Un chiffre froid : en Tunisie, rares sont les jeunes diplômés qui n’ont pas, à un moment ou à un autre, franchi la porte d’un centre d’appels. Pour beaucoup, c’est le premier pas sur le marché du travail. Difficile de trouver un emploi cohérent avec sa formation ? Les centres d’appels deviennent alors la solution temporaire, une étape souvent vécue comme un sas, en attendant mieux.
Le quotidien dans ces structures n’a pourtant rien de banal. Travailler en centre d’appels demande des aptitudes que l’on ne soupçonne pas forcément avant d’y mettre les pieds. Les responsables des ressources humaines sont d’ailleurs très attentifs à ce que chaque nouveau candidat possède ces fameux « prérequis ». Passer l’entretien ne suffit pas : il faut prouver que l’on est réellement fait pour ce type de poste.
Compétences linguistiques
Impossible de passer à côté : la maîtrise des langues, tout particulièrement le français, reste la clé d’entrée pour la plupart des centres d’appels en Tunisie. La plupart de ces entreprises sont tournées vers l’international, avec des clients à des milliers de kilomètres, souvent en France ou en Belgique. Savoir tenir une conversation fluide, comprendre les subtilités d’une demande, rédiger un mail sans faute : c’est la base, un impératif sans lequel rien n’est possible.

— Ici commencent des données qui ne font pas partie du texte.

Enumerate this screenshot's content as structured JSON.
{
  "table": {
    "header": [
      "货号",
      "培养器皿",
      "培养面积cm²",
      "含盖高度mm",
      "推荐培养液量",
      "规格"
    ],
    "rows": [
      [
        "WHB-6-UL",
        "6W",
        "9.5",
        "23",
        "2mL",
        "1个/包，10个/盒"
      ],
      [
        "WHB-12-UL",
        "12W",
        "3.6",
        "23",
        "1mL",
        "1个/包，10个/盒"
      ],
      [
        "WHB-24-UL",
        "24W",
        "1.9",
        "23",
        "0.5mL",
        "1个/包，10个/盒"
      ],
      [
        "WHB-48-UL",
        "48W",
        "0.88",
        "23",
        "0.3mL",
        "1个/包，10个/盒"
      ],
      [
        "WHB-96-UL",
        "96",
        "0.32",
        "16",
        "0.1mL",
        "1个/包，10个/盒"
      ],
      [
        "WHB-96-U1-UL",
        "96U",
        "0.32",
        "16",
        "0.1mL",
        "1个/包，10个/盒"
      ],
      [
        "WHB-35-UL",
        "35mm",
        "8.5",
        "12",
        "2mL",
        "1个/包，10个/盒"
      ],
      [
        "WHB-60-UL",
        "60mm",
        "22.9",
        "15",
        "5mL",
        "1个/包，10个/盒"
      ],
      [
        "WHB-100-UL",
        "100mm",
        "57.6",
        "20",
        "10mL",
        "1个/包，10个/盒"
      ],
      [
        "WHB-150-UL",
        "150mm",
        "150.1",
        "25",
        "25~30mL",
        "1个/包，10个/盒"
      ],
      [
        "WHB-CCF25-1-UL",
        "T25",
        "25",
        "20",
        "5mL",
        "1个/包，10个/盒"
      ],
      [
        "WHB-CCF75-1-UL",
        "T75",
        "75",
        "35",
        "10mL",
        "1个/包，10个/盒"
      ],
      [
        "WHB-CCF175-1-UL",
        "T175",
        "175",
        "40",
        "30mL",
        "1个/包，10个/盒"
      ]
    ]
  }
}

Certains pourront toujours exceller dans les techniques de négociation, savoir gérer une conversation difficile ou fixer un rendez-vous comme personne : sans l’aisance linguistique, le reste n’aura que peu de poids. Aucun centre d’appels ne peut, en quelques séances de formation, enseigner une langue étrangère à un adulte. Ceux qui franchissent la première sélection ont déjà ce bagage, et à partir de là, les autres compétences pourront s’ajouter.
Flexibilité
Les journées en centre d’appels ne se ressemblent jamais tout à fait. Les horaires évoluent, parfois d’une semaine à l’autre, selon la nature des prestations : prise de rendez-vous auprès de particuliers, enquêtes téléphoniques pour des professionnels, campagnes ponctuelles… Les plannings se modifient, les missions s’enchaînent, souvent dictées par les besoins des donneurs d’ordre à l’étranger.
Avant même d’intégrer une équipe, le gestionnaire insiste : il faut pouvoir s’adapter, accepter les imprévus, jongler avec les changements de dernière minute. Sur le terrain, cela signifie parfois travailler le soir, ou voir son emploi du temps bouleversé parce qu’un nouveau contrat vient d’arriver. Les périodes creuses existent, mais les arrêts répétés ne sont jamais bien vus. Le mot d’ordre : rester disponible, sans pour autant se laisser happer par une instabilité permanente.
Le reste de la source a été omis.